Talk to ten different aquarists, get ten different opinions on carbon. Some use it, some don't.

Me, I use it. I bought a ten dollar bottle of carbon that will last me about six or eight months and I change it out monthly. Is it doing anything beneficial? Well activated carbon will remove pollutants, but are they there to begin with? I don't know for sure and neither is anyone else. The way I look at it the carbon is cheap insurance.

However something that concerns me is this ammonia remover you're using. That's a waste of money. You've got two filters, let them do their jobs and remove the ammonia. The remover is unreliable and will make you dependent on it.

iamntbatman 11-04-2008 12:46 AM

Yeah, it definitely sounds like you've got high nitrates coming out of your tap. If I were in that situation, I have no clue what I'd do as doing water changes on an 80g tank with bottled water would be beyond annoying.

How much do your oscars like veggies? If they don't eat them, you could try getting some fast-growing live plants to suck the nitrates out of the water for you. Floating plants like duckweed, water lettuce or hornwort would work well (provided the oscars don't eat it). You could also have a look at this thread:

It's designed for saltwater, but I don't see any reason why something similar couldn't be done for a freshwater tank to keep nitrates in check. Your oscars are really gorgeous, and I'd hate to see them battle with hole-in-the-head due to high nitrates as they age.

As for the carbon, I'm part of the "don't use it" crew. Here's another thread where the pros and cons were argued back and forth a bit:
(My two cents are on page 2)

1077 11-04-2008 08:00 AM

I am not a fan of most chemical media, meds, or anything else that is not absolutely needed in the aquarium. With that said, If water source contains elevated nitrates then perhaps you might consider some form of chemical media to help control it. A product that works well in my view is product PURA-PAD. It was recommended by another member here and I expressed some doubt as to it's claims but out of fairness to the member I tried it and it does what it says. I believe It may help control the nitrates but it should not be reason to slack off on maint. I also agree with TY ammonia shouldn't be a problem in properly maintained tank. Cutting back on food = less poo from fish= less ammonia. I am one who DOES use carbon. After it has expired I simply leave it in and swish it around in old aquarium water and stick it back in until it falls apart then I replace it.
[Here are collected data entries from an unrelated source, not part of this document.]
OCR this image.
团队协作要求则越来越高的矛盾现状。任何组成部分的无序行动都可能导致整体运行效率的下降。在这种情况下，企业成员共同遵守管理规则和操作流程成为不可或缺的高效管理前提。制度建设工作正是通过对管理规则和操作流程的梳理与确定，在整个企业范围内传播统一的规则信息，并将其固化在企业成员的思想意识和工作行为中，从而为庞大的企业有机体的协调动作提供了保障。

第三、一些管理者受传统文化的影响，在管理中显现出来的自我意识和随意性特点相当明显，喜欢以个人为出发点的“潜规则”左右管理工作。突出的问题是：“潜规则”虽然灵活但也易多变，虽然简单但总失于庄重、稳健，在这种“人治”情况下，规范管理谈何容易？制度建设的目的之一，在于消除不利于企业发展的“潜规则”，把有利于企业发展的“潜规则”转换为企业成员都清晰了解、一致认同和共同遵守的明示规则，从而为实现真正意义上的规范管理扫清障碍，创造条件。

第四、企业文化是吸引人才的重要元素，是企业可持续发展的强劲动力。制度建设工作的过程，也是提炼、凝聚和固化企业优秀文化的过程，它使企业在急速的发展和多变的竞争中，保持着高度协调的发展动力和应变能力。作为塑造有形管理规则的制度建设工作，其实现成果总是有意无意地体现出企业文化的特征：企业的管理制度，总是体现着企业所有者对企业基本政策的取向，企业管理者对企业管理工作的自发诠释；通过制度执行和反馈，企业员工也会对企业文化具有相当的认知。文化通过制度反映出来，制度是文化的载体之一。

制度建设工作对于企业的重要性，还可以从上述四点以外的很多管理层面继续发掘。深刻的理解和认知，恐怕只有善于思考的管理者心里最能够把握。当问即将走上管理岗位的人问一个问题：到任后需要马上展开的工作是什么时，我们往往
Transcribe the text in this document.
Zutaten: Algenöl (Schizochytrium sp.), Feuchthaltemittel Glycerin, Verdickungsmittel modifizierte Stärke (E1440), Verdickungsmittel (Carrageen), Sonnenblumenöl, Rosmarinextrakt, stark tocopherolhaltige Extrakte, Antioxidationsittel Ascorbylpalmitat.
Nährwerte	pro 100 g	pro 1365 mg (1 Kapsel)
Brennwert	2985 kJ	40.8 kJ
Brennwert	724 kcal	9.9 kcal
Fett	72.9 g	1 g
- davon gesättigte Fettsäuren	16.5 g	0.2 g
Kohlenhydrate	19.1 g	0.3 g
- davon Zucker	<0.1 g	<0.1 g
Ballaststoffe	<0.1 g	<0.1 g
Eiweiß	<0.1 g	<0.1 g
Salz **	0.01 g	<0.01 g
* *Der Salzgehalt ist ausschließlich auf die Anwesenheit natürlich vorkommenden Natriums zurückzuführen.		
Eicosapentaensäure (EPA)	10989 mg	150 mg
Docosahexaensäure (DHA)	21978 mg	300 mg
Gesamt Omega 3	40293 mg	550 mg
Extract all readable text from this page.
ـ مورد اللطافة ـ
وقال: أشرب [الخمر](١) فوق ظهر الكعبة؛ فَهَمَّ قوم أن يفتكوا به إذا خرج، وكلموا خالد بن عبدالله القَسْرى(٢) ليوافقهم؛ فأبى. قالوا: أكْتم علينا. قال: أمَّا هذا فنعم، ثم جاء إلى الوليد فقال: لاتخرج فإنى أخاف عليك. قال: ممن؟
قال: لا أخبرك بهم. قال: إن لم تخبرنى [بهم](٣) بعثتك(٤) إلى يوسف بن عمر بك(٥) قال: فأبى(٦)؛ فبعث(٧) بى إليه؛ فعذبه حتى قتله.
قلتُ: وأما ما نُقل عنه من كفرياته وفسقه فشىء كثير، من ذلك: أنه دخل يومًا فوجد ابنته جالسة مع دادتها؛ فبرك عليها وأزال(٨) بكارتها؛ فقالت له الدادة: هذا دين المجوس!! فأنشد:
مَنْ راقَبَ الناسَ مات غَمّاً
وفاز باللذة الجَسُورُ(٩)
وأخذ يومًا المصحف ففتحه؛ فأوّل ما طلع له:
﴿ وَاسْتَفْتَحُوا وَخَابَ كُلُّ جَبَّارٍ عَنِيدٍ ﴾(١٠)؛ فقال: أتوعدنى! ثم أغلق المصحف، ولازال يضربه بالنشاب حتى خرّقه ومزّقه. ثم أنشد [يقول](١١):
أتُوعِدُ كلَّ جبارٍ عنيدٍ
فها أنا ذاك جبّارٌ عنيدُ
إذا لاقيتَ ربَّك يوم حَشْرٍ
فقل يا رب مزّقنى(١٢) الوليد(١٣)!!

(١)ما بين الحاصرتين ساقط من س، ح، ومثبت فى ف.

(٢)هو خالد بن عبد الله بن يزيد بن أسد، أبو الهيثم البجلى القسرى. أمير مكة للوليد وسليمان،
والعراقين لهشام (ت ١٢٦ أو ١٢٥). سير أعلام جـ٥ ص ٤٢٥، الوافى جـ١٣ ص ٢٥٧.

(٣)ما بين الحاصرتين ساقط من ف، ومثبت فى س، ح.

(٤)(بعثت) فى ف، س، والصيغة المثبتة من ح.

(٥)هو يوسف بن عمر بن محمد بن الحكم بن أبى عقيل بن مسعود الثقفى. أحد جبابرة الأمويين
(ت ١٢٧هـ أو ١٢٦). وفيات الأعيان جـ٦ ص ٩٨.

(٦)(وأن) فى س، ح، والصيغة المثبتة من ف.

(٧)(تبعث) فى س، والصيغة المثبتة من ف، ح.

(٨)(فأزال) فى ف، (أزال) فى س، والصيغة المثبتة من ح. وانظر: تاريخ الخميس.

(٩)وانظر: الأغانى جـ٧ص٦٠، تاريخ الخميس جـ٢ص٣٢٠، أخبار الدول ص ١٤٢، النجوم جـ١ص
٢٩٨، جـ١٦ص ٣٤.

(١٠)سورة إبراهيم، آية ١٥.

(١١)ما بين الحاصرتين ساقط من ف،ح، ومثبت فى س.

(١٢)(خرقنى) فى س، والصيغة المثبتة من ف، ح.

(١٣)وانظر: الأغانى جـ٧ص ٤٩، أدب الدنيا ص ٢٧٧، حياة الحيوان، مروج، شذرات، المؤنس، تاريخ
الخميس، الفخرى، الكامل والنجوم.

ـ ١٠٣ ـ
It acts as biological filter in this way producing more surface area for bacteria to colonize as well as seed material for any new tanks I may wish to set up. But don't tell my girlfiend !!

Tyyrlym 11-05-2008 10:42 AM

A lot of the doom and gloom you hear about carbon is generally preceded by "If you don't change it out regularly." Just make it part of your regular maintenance and the worst it will be is a small drain on your wallet.